Kritik Soru: Neden Şimdi?
Aslında herkesin aklındaki soru bu: Neden tam da bu anda? Özel, partisinin içindeki kaos ortamında yargıyı hedef tahtasına koyarak neyi amaçlıyor? Belki de dikkatleri başka yöne çekmek istiyor—kim bilir?
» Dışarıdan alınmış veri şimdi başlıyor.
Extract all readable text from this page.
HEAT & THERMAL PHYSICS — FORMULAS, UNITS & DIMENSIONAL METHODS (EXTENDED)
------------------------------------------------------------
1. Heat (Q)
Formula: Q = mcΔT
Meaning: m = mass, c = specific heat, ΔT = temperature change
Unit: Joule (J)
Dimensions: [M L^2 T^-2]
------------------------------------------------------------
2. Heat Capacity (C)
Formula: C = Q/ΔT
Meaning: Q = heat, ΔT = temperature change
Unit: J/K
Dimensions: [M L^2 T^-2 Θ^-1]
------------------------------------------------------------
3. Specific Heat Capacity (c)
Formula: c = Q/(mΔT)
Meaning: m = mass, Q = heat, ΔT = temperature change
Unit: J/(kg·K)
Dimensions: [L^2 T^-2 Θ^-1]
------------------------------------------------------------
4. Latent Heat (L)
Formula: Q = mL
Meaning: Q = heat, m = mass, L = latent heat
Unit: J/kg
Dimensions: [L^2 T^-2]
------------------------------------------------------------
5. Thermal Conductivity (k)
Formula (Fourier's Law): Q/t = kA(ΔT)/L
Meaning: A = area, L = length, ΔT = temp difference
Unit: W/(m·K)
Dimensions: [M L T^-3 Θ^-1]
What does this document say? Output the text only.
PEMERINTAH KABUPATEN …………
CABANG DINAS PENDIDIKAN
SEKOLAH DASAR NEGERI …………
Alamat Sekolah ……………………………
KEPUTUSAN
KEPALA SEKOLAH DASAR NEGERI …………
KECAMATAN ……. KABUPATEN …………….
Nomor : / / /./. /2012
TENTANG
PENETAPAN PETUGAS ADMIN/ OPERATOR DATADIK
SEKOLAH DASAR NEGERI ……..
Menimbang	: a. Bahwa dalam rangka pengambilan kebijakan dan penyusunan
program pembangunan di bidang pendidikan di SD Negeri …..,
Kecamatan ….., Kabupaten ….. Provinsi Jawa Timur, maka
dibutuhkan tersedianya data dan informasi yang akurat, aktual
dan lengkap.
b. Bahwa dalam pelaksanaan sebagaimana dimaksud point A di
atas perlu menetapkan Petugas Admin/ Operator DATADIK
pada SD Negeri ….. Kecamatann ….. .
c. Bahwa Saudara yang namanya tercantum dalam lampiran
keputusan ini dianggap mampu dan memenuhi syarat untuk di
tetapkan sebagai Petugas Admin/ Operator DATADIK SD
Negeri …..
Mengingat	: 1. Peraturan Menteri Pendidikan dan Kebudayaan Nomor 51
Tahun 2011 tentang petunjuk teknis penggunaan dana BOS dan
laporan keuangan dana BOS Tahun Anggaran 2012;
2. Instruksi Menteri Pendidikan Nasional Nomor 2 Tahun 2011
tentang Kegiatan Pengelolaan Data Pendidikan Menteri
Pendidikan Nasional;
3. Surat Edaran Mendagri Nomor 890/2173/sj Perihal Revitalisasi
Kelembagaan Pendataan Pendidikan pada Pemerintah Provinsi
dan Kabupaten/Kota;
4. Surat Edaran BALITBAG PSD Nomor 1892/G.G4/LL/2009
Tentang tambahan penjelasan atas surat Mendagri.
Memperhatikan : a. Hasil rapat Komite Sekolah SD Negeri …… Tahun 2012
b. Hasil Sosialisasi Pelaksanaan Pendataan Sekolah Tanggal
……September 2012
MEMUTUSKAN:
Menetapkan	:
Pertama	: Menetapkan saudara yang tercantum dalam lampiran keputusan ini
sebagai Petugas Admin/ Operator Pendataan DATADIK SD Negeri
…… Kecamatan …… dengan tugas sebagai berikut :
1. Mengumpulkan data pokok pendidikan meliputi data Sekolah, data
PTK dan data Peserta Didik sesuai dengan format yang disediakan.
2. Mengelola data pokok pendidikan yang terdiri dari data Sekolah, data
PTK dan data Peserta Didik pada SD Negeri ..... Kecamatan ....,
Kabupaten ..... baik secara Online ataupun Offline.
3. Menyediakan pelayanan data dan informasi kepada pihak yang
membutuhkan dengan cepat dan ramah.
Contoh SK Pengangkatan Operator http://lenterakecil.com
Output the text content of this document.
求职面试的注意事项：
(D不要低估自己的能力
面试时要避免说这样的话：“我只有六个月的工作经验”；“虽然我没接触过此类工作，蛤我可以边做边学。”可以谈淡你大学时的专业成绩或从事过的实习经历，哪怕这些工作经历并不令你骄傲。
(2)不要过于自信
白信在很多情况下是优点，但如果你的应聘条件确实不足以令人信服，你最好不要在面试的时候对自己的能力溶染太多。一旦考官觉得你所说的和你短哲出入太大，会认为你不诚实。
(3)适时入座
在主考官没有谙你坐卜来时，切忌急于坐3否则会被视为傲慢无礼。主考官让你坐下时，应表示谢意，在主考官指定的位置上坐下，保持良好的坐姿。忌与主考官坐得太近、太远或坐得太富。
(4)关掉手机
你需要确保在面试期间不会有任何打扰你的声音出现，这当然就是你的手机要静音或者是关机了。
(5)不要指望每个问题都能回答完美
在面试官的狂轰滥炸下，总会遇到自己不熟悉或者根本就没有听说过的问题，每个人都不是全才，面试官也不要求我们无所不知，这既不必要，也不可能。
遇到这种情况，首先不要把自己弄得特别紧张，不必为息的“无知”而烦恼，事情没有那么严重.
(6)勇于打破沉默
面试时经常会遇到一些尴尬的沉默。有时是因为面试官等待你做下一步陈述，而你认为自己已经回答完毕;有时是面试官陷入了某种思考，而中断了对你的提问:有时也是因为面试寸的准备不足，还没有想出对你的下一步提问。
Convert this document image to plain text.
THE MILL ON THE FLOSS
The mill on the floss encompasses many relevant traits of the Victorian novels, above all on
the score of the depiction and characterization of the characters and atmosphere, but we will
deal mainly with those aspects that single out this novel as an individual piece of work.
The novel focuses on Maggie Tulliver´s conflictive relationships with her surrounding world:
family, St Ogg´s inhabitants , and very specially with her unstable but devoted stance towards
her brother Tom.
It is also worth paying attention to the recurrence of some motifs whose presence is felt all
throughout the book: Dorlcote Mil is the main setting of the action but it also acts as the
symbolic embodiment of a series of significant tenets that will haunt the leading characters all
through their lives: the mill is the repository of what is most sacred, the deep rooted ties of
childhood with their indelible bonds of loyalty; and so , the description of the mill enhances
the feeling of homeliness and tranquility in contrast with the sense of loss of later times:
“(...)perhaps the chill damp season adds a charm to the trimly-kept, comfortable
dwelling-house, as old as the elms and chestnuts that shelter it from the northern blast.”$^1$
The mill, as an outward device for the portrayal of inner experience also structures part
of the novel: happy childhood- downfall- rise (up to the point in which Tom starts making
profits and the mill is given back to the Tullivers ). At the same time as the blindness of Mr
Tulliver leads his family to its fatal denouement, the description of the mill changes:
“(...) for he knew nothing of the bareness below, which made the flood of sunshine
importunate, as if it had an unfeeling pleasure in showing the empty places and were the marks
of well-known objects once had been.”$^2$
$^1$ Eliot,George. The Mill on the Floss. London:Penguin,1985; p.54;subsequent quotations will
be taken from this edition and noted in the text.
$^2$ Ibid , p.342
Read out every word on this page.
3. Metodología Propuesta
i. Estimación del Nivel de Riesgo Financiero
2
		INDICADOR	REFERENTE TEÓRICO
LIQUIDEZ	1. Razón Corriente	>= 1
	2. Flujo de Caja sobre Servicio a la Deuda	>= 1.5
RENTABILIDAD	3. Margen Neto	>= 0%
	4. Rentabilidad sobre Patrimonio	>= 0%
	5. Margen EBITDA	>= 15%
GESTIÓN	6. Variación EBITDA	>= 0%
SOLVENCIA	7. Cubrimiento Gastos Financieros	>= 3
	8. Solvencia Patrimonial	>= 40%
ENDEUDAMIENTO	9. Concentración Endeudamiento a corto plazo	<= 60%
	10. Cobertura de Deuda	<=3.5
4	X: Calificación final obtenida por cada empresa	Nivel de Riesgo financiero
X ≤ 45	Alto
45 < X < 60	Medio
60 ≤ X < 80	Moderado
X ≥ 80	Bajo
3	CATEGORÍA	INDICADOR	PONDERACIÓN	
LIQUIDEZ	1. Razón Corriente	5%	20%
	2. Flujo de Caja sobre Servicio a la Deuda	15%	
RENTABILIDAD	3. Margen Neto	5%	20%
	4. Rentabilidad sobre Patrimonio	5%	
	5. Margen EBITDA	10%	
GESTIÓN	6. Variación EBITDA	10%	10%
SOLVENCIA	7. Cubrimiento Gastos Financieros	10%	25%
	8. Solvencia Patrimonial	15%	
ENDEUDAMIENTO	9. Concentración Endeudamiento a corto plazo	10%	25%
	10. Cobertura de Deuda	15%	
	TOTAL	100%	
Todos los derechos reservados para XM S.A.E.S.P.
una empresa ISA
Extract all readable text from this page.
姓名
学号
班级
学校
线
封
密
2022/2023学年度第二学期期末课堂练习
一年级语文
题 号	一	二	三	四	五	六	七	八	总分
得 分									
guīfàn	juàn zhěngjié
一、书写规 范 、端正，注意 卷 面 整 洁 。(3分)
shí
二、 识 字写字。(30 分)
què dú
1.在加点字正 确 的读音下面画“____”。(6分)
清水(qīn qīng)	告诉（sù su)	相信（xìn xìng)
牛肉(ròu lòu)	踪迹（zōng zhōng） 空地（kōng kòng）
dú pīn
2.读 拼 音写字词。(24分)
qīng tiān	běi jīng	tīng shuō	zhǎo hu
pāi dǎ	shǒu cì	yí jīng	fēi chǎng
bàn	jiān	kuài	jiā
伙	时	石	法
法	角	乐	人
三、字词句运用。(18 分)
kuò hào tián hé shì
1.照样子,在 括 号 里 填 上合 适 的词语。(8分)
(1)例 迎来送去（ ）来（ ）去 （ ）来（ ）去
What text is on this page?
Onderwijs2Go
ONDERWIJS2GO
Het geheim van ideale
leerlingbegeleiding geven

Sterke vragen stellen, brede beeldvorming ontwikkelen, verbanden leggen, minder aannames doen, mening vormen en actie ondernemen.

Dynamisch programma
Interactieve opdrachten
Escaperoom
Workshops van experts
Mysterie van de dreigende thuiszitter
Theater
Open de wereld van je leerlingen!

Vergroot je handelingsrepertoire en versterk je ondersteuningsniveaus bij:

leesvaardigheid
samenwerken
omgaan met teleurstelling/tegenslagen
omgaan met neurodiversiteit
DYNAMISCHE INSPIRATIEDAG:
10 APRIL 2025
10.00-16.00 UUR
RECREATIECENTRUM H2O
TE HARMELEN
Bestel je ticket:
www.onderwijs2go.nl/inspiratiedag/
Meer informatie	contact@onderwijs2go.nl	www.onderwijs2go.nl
Siyaset koridorlarında fısıltılar dolaşıyor. Dedikodular, önümüzdeki günlerde çok daha büyük bir patlamanın yaşanabileceğini söylüyor. Özel'in bu radikal çıkışı, belki de içerideki muhalefete bir gözdağı verme stratejisinin parçası.
Yargıya Meydan Okuma
Özel'in açıklamalarındaki en çarpıcı nokta, yargı kurumlarını açıkça hedef almasıydı. Bu, Türk siyasi tarihinde pek de alışık olunmayan bir durum. Muhalefet liderlerinden gelen bu tür bir dil, genellikle arka planda çok daha derin krizlerin habercisi olur.
Peki ya sonra? Bu söylemlerin yargı kurumları nezdinde nasıl bir karşılığı olacak? Ve belki daha önemlisi, seçmen bu söylemleri nasıl yorumlayacak?
Ankara'daki siyaset uzmanları, Özel'in bu hamlesini 'son derece riskli' buluyor. Bir yandan partisindeki muhalif sesleri bastırmaya çalışırken, diğer yandan yargıyla açıktan açığa çatışmaya girmek... Bu, siyasi intihar mı yoksa dahiyane bir strateji mi? Zaman gösterecek.
Şu an için kesin olan bir şey var: CHP'nin içinde bir fırtına kopuyor ve bu fırtına sadece partiyi değil, Türkiye siyasetinin genelini etkileyecek gibi görünüyor. Önümüzdeki günlerde çok daha sıcak gelişmeler yaşanabilir.